Author's Note: Time to get sappy.
Disclaimer: The following characters belong to J.K. Rowling, and this story derives from her original works, storylines, and world. Please do not sue me, I can barely pay tuition.
Warnings: Allusions to parent deaths and illnesses, not canon.
Stacked with: Hogwarts School of Witchcraft and Wizardry (Assignment #9, Wandlore Task 5); MC4A; Shipping Wars; By Any Other Name; Snicket Fence
Individual Challenge(s): Gryffindor MC (x2); Seeds; Brush; In a Flash (Y); Neurodivergent
Representation(s): ADHD James Potter, fight me canon.
Bonus challenge(s): Second Verse (Not a Lamp); Bee Haven
Word Count: 808
Shipping Wars
Ship (Team): Lily Evans and James Potter (Patronus Pair)
List (Prompt): NA
The Things I Want
Lily had to cross her ankles to keep her leg from bouncing up and down as she sat outside McGonagall's office. Even if she'd been waiting for it, she still jumped when the door finally opened. The three Quidditch coaches came out along with Madam Hooch (paler than Lily had ever seen her), McGonagall (unreadable as usual), and finally James (still wearing his Quidditch robes from the game and looking quite dashing in them too). He nodded politely and shook all the hands that were offered to him before Madam Hooch escorted them out. He was oddly calm and oddly still and Lily wasn't sure what it meant.
"Miss Evans?" McGonagall asked. "Were you waiting to see me? I do hope you don't need career advice from me at this point of your seventh year…"
"No, professor," Lily asked. She finally made eye contact with James who smiled at her and reached out for her, pulled her closer, and kissed her hair boldly right in front of McGonagall. She cleared her throat.
"I do hope you're proud of your decision, Mr. Potter," she said.
Lily could burst.
"I am, professor. Thank you for your help."
"You're a good man, James Potter," McGonagall said before shutting the door. As soon as Lily heard the click of its lock, she cracked.
"And? How did it go?" Lily asked excitedly.
"Well," James said. He threw his arm around her and steered her towards the hallway that would bring them to the Common Room.
"What does 'well' mean?" Lily said. "Did you go Wasps or Falcons?"
James had been evasive over the last few weeks when Lily had tried to talk to him about the offers that were trickling in, or the processes by which he and McGonagall and Hooch were narrowing down his list of options.

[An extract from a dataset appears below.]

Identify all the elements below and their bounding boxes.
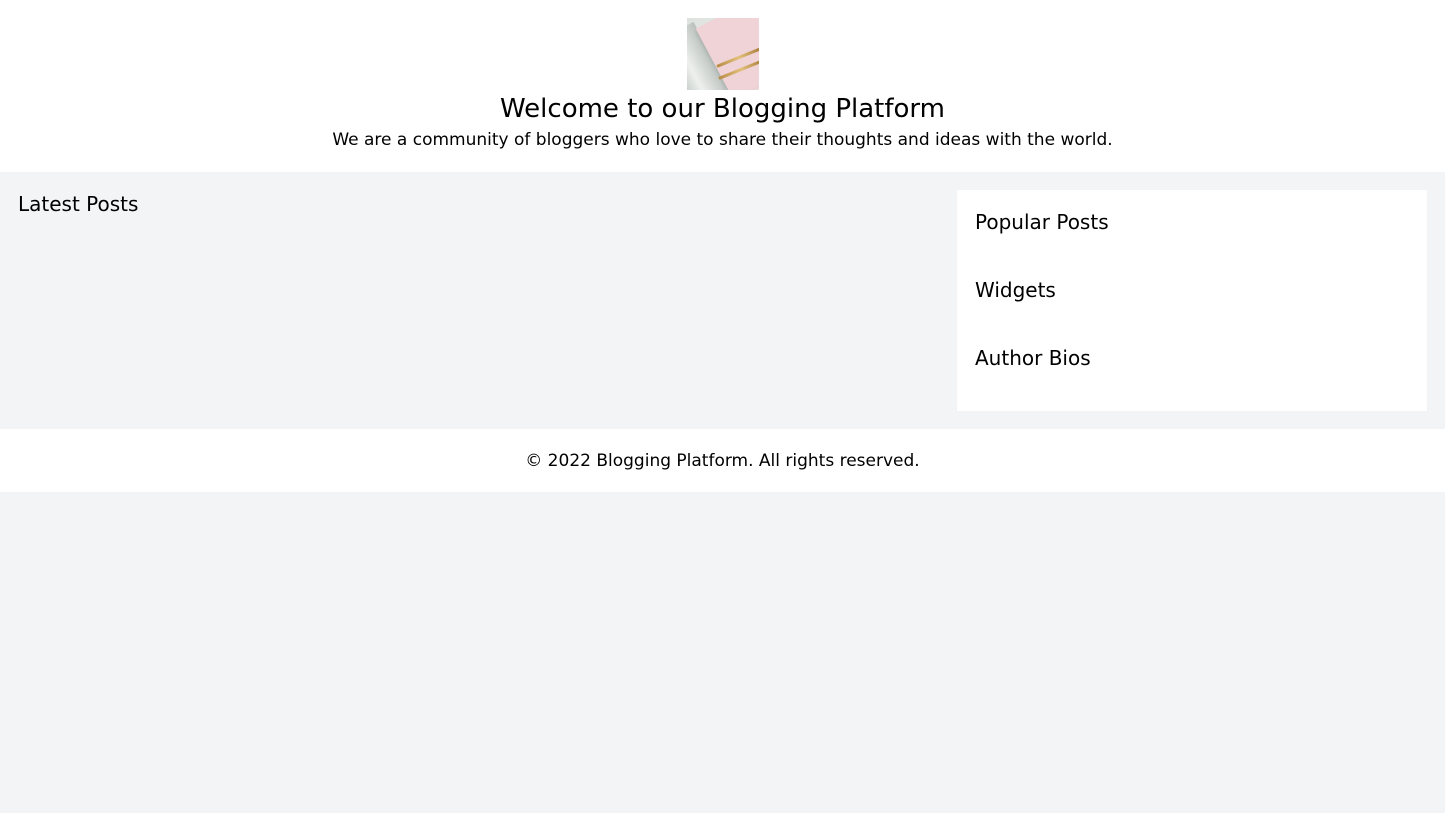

Uncharacteristic as it was of James to avoid talking about Quidditch with her when it was explicitly offered to him, Lily hadn't worried about it too much. She'd assumed that he was already going over these things with Remus and Sirius and Peter, probably at night in the dormitory while they ate cookie dough and braided each other's hair. But now she worried.
"James?" she said. He looked at her with a frown and she pulled him out of the hallway and into a courtyard, where she sat him down on a bench and leveled with him.
"What aren't you telling me?" Lily asked. "Wasps or Falcons? I need to know what colours to invest in for my boyfriend's first professional Quidditch game…"
"I turned both offers down," James told her.
Her jaw dropped.
"Excuse me?" she said.
"I mean, if I can't play for the Holyhead Harpies, what's really the point of any professional—"
"James, not now with the Harpies jokes. What do you mean you turned both offers down?" Lily said. "Those were contracts…. To play Quidditch… Professionally…"
Saying the words out loud felt totally wrong to Lily. Absolutely disorienting.
"Yeah, Hooch was just as stunned and convinced I'd misunderstood," James grimaced.
Lily sat on his lap gently, lacing one of her arms behind his neck.
"And?" Lily asked. He put a hand on her hip, holding her securely.
"They were too far away," James said quietly. "Falmouth and Wimbourne are both so far away from home, and with mum being unwell…"
"Oh, James…"
"Listen, if last summer taught us anything, it's that time is limited and you only get one set of parents," James said quietly. He reached for his wrist, where he rubbed the band of his father's watch. "And if that wasn't enough, with the amount of attacks against Muggle-borns that have been going on…"
"James, no," Lily said. "Don't make this about me."
"I'm not making this about you Evans, everything is about you for me," he said. "You should know that by now. I couldn't imagine being away from my mother, I couldn't imagine maybe being away from you, and I couldn't imagine throwing a ball around while people are dying and there are so many bigger things to do… We were negotiating, but they were so strict on the living arrangements and time off that new recruits get, and I just… it wasn't worth it. It wasn't worth missing out on my family for."
"James…"
"Stop, Evans," James said. "I'm not sad."
"I've never known you to want anything other than play Quidditch," Lily said quietly. "What if you regret this?"
"I want lots of things," James said, resting his head on her shoulder. "Things I want more of. Things that are bigger than this. As far as sacrifices go, I think this is a rather small one that I'll come out on top of."
"I'll make sure of it," Lily said, running her hand up into his hair and pulling him in for a kiss.